The Orchard Spotlight Salon, hosted by Cheryl Ulrich, Linda Rose-McRoy and Frankie Travis, is located in their home, which is the sanctuary of a converted church in downtown Santa Rosa. Billed as a performance gallery, The Orchard Spotlight offers a monthly venue for nascent works-in-progress in music, song, writing and visual arts. On a recent Sunday, an installation of soft textiles in motion, were hanging in one corner of the stain-glassed room, while on the stage - which was once an altar - Rose-McRoy was reading her poignant memoirs of a West Coast liberal coming face to face with her own slave-owning ancestry, while on the job in New Orleans, as a Hurricane Katrina FEMA inspector. Next, Amber, a red-headed siren, who looked like she'd walked out of Homer's “Odyssey,” pressed and fingered the accordion, woefully singing an original song about Captain Ahab's widow. After Amber, Ulrich, a classical guitarist, stunned the room strumming a Spanish ballad and then masterfully segued into an improvisational theatre piece with her twenties-something daughter. The afternoon proceeded with several poets and closed with a Native American songwriter chanting the tales of his elders.

Unique to the salon scene, The Orchard Spotlight sometimes serve a community meal after the performances. A pot-luck, or snack crackers on the counter, it is not. Rather, the generous hostesses prepare a meal of hearty soup and organic greens to culminate the salon experience by breaking bread together, at the tables of their community kitchen.

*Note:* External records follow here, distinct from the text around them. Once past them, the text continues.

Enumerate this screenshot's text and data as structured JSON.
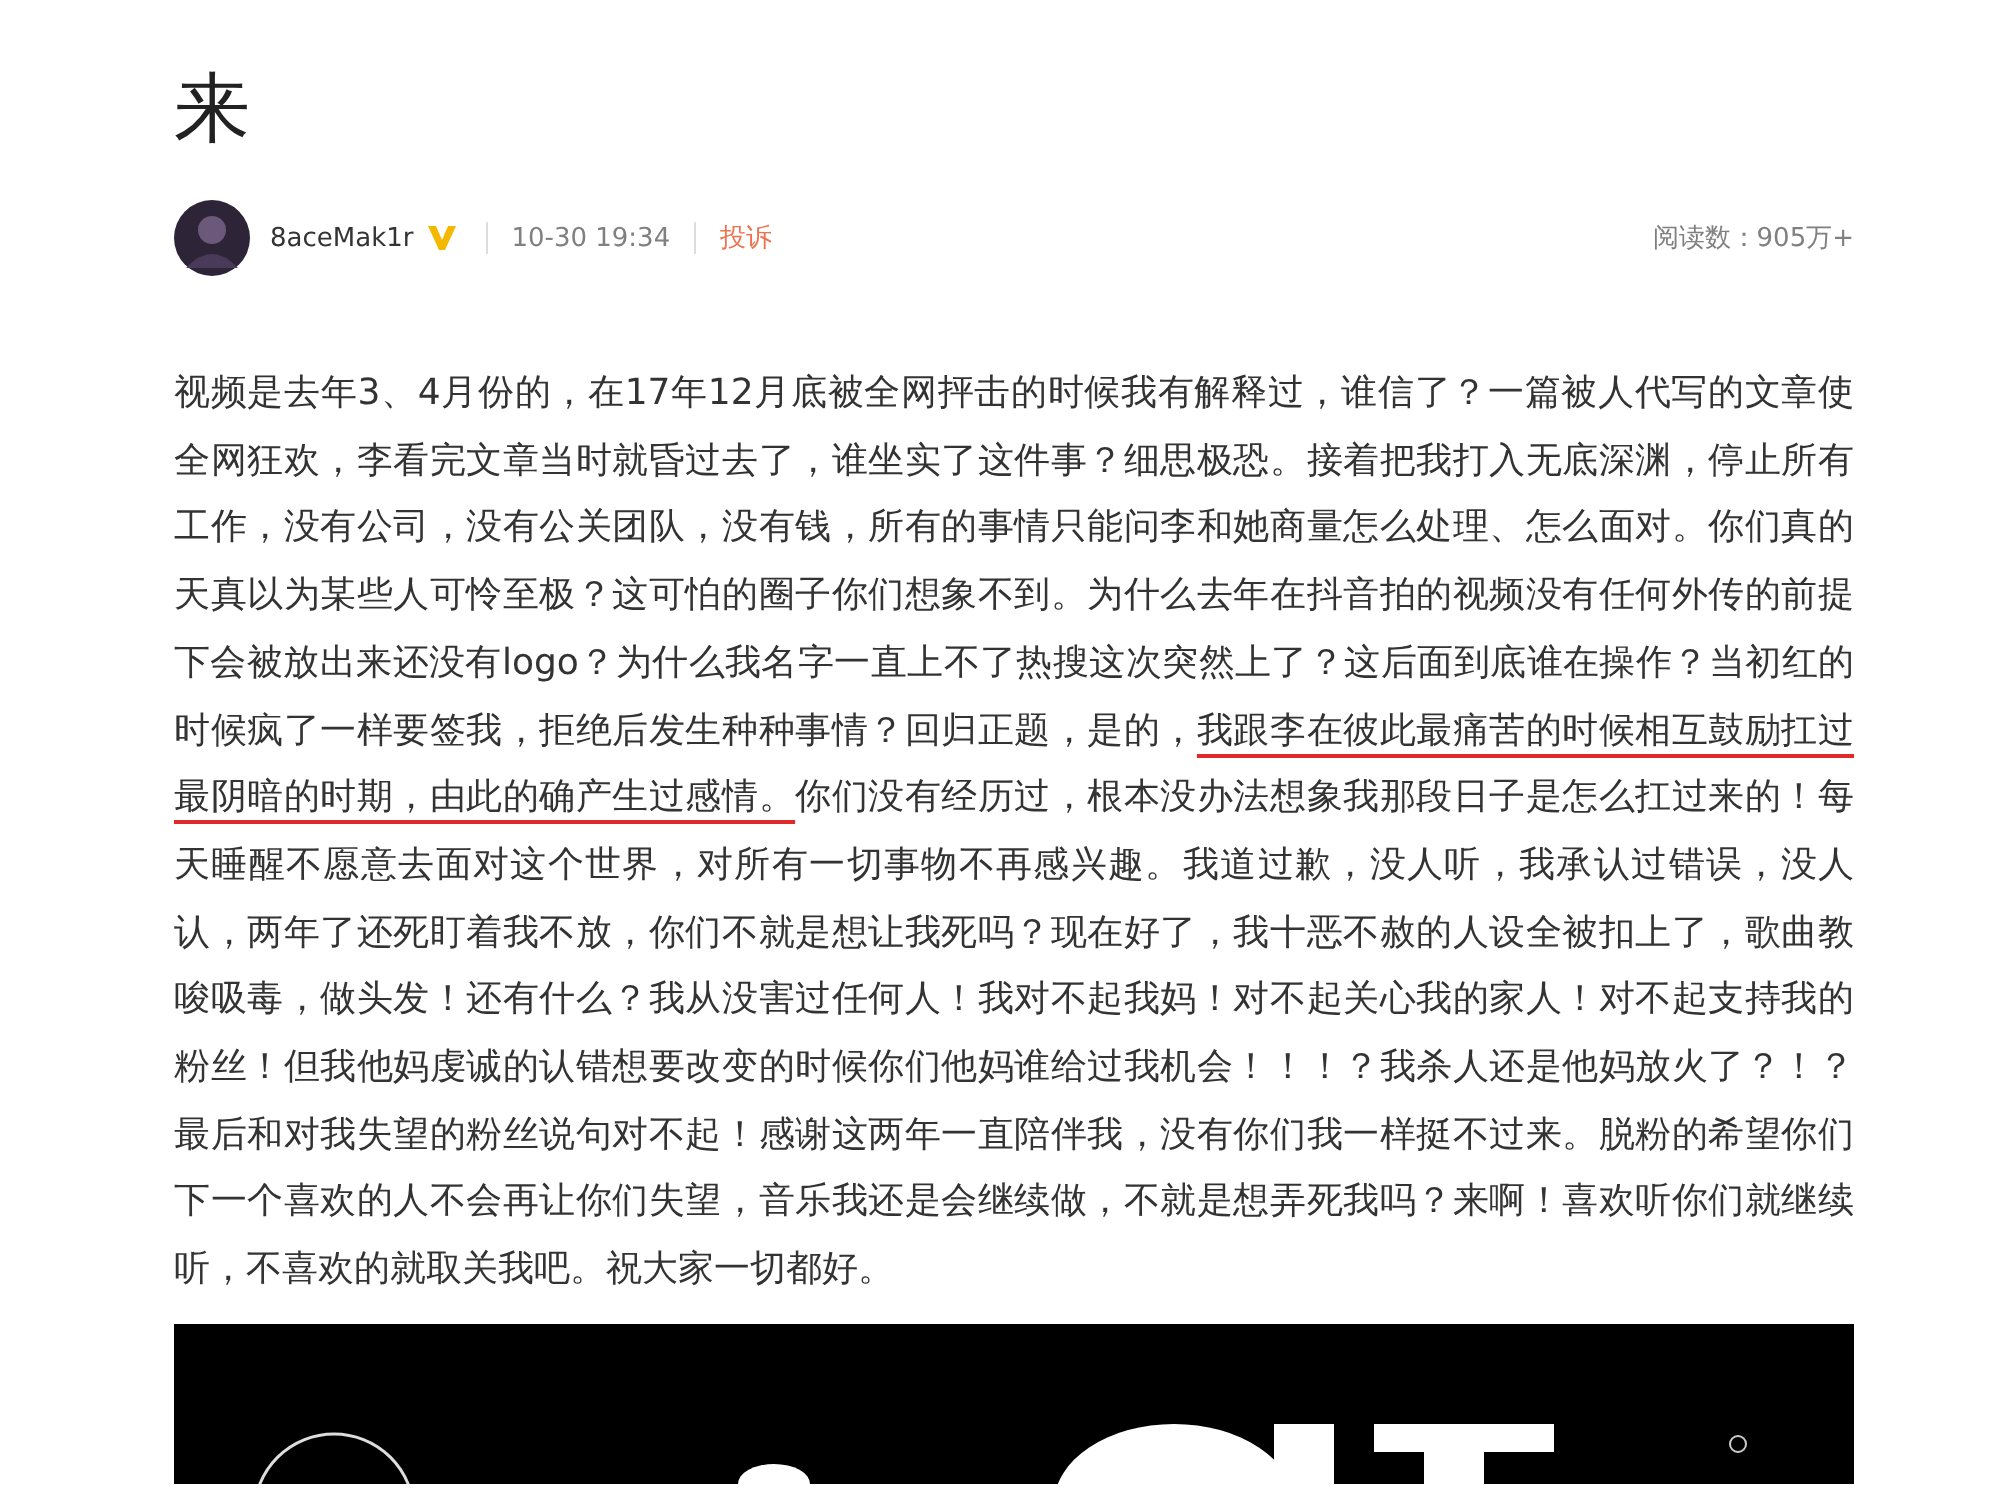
{
  "title": "来",
  "meta": {
    "author": "8aceMak1r",
    "verified": true,
    "time": "10-30 19:34",
    "report": "投诉",
    "reads": "阅读数：905万+"
  },
  "body": {
    "before": "视频是去年3、4月份的，在17年12月底被全网抨击的时候我有解释过，谁信了？一篇被人代写的文章使全网狂欢，李看完文章当时就昏过去了，谁坐实了这件事？细思极恐。接着把我打入无底深渊，停止所有工作，没有公司，没有公关团队，没有钱，所有的事情只能问李和她商量怎么处理、怎么面对。你们真的天真以为某些人可怜至极？这可怕的圈子你们想象不到。为什么去年在抖音拍的视频没有任何外传的前提下会被放出来还没有logo？为什么我名字一直上不了热搜这次突然上了？这后面到底谁在操作？当初红的时候疯了一样要签我，拒绝后发生种种事情？回归正题，是的，",
    "underlined": "我跟李在彼此最痛苦的时候相互鼓励扛过最阴暗的时期，由此的确产生过感情。",
    "after": "你们没有经历过，根本没办法想象我那段日子是怎么扛过来的！每天睡醒不愿意去面对这个世界，对所有一切事物不再感兴趣。我道过歉，没人听，我承认过错误，没人认，两年了还死盯着我不放，你们不就是想让我死吗？现在好了，我十恶不赦的人设全被扣上了，歌曲教唆吸毒，做头发！还有什么？我从没害过任何人！我对不起我妈！对不起关心我的家人！对不起支持我的粉丝！但我他妈虔诚的认错想要改变的时候你们他妈谁给过我机会！！！？我杀人还是他妈放火了？！？最后和对我失望的粉丝说句对不起！感谢这两年一直陪伴我，没有你们我一样挺不过来。脱粉的希望你们下一个喜欢的人不会再让你们失望，音乐我还是会继续做，不就是想弄死我吗？来啊！喜欢听你们就继续听，不喜欢的就取关我吧。祝大家一切都好。"
  }
}
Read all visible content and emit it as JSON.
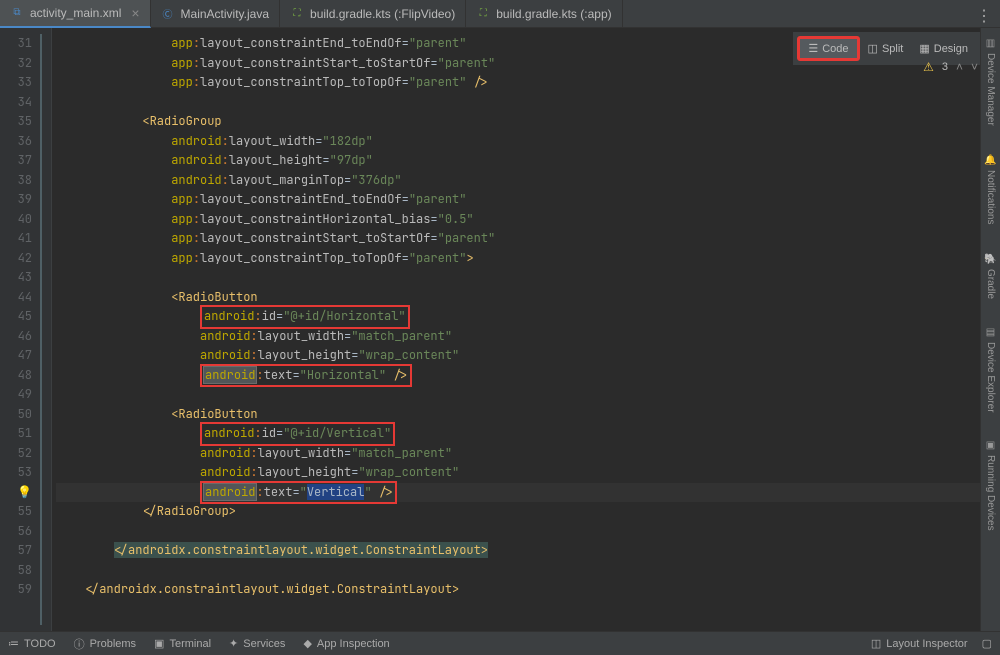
{
  "tabs": [
    {
      "label": "activity_main.xml",
      "icon": "xml"
    },
    {
      "label": "MainActivity.java",
      "icon": "java"
    },
    {
      "label": "build.gradle.kts (:FlipVideo)",
      "icon": "gradle"
    },
    {
      "label": "build.gradle.kts (:app)",
      "icon": "gradle"
    }
  ],
  "viewModes": {
    "code": "Code",
    "split": "Split",
    "design": "Design"
  },
  "warnings": {
    "count": "3"
  },
  "rightRail": [
    "Device Manager",
    "Notifications",
    "Gradle",
    "Device Explorer",
    "Running Devices"
  ],
  "lineStart": 31,
  "code": [
    {
      "indent": 16,
      "t": "attr",
      "ns": "app",
      "name": "layout_constraintEnd_toEndOf",
      "val": "\"parent\""
    },
    {
      "indent": 16,
      "t": "attr",
      "ns": "app",
      "name": "layout_constraintStart_toStartOf",
      "val": "\"parent\""
    },
    {
      "indent": 16,
      "t": "attrclose",
      "ns": "app",
      "name": "layout_constraintTop_toTopOf",
      "val": "\"parent\"",
      "close": " />"
    },
    {
      "indent": 0,
      "t": "blank"
    },
    {
      "indent": 12,
      "t": "open",
      "tag": "RadioGroup"
    },
    {
      "indent": 16,
      "t": "attr",
      "ns": "android",
      "name": "layout_width",
      "val": "\"182dp\""
    },
    {
      "indent": 16,
      "t": "attr",
      "ns": "android",
      "name": "layout_height",
      "val": "\"97dp\""
    },
    {
      "indent": 16,
      "t": "attr",
      "ns": "android",
      "name": "layout_marginTop",
      "val": "\"376dp\""
    },
    {
      "indent": 16,
      "t": "attr",
      "ns": "app",
      "name": "layout_constraintEnd_toEndOf",
      "val": "\"parent\""
    },
    {
      "indent": 16,
      "t": "attr",
      "ns": "app",
      "name": "layout_constraintHorizontal_bias",
      "val": "\"0.5\""
    },
    {
      "indent": 16,
      "t": "attr",
      "ns": "app",
      "name": "layout_constraintStart_toStartOf",
      "val": "\"parent\""
    },
    {
      "indent": 16,
      "t": "attrclose",
      "ns": "app",
      "name": "layout_constraintTop_toTopOf",
      "val": "\"parent\"",
      "close": ">"
    },
    {
      "indent": 0,
      "t": "blank"
    },
    {
      "indent": 16,
      "t": "open",
      "tag": "RadioButton"
    },
    {
      "indent": 20,
      "t": "attr",
      "ns": "android",
      "name": "id",
      "val": "\"@+id/Horizontal\"",
      "ann": "red"
    },
    {
      "indent": 20,
      "t": "attr",
      "ns": "android",
      "name": "layout_width",
      "val": "\"match_parent\""
    },
    {
      "indent": 20,
      "t": "attr",
      "ns": "android",
      "name": "layout_height",
      "val": "\"wrap_content\""
    },
    {
      "indent": 20,
      "t": "attrclose",
      "ns": "android",
      "name": "text",
      "val": "\"Horizontal\"",
      "hl": "android",
      "close": " />",
      "ann": "red"
    },
    {
      "indent": 0,
      "t": "blank"
    },
    {
      "indent": 16,
      "t": "open",
      "tag": "RadioButton"
    },
    {
      "indent": 20,
      "t": "attr",
      "ns": "android",
      "name": "id",
      "val": "\"@+id/Vertical\"",
      "ann": "red"
    },
    {
      "indent": 20,
      "t": "attr",
      "ns": "android",
      "name": "layout_width",
      "val": "\"match_parent\""
    },
    {
      "indent": 20,
      "t": "attr",
      "ns": "android",
      "name": "layout_height",
      "val": "\"wrap_content\""
    },
    {
      "indent": 20,
      "t": "attrclose",
      "ns": "android",
      "name": "text",
      "val": "\"Vertical\"",
      "hl": "android-sel",
      "close": " />",
      "ann": "red",
      "current": true
    },
    {
      "indent": 12,
      "t": "close",
      "tag": "RadioGroup"
    },
    {
      "indent": 0,
      "t": "blank"
    },
    {
      "indent": 8,
      "t": "close",
      "tag": "androidx.constraintlayout.widget.ConstraintLayout",
      "special": true
    },
    {
      "indent": 0,
      "t": "blank"
    },
    {
      "indent": 4,
      "t": "close",
      "tag": "androidx.constraintlayout.widget.ConstraintLayout"
    }
  ],
  "bottom": {
    "left": [
      "TODO",
      "Problems",
      "Terminal",
      "Services",
      "App Inspection"
    ],
    "right": [
      "Layout Inspector"
    ]
  }
}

Grinning satisfactorily, in the gathering hall of her former church, Rose-McRoy said, “The Orchard Spotlight is a place for our fragile shoots to take root. There's The Marsh, a known breeding ground for new performance, in San Francisco; and now there's The Orchard in Santa Rosa.” The Orchard Salon meets the first Sunday of the month from 3-7, dinner included. Contact The Orchard Spotlight at (707) 542-7745.

Despite their varied forms, the salon offerings from our own postmodern backyards, appear to be true to their original intentions of being pleasing and educational. Additionally, they are a venue for people to come together in discussion and performance in a way that fosters personal growth and collective wisdom. I expect, in this county, where making connections and activating change, is in our consciousness and a part of our step, we will be seeing more salons along our walking paths. I certainly hope so. Maybe now that the Sopranos have retired from being the focus of our entertainment, there's a chance.